Extraction of viral DNA.

Viral DNA was isolated using the Hirt procedure as described by Yang et al. (23). Briefly, cells from a 60-mm-diameter dish were lysed in 1 ml of ice-cold TE buffer (50 mM Tris-HCl, 1 mM EDTA, pH 8.0) and 1 ml of 4% sodium dodecyl sulfate (SDS). Then, the lysate was transferred to a 15-ml tube followed by addition of 0.25 ml of 2.5 M KCl and incubated on ice for 10 min.

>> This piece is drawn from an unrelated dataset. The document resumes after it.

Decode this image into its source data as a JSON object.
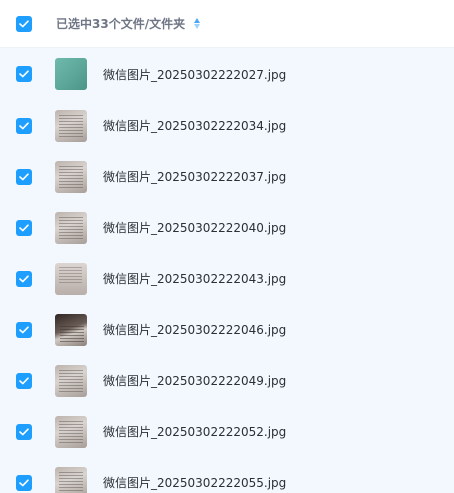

The lysate was transferred to two 1.5-ml Eppendorf tubes and centrifuged at 16,000 rpm for 5 min at 4°C. The supernatant was extracted twice with phenol and once with butanol-isopropanol (7:3). DNA was precipitated with two volumes of ethanol at room temperature and centrifuged, and the pellet in each tube was dissolved in 50 μl TE buffer (10 mM Tris-HCl, 1 mM EDTA, pH 8.0).

Statistical analysis.

FISH data were collected as follows. Using a Nikon microscope with a 10× objective, an area of 30 to 100 mm² on a slide was scanned for DAPI (4′,6-diamidino-2-phenylindole)-stained nuclei. In the selected area, 200 intact nuclei were acquired with Ikaros/Isis software. FISH signals on the imaged nuclei were counted by eye on the computer screen and recorded for statistical analysis. PRISM software was used for statistical analysis and generation of graphs.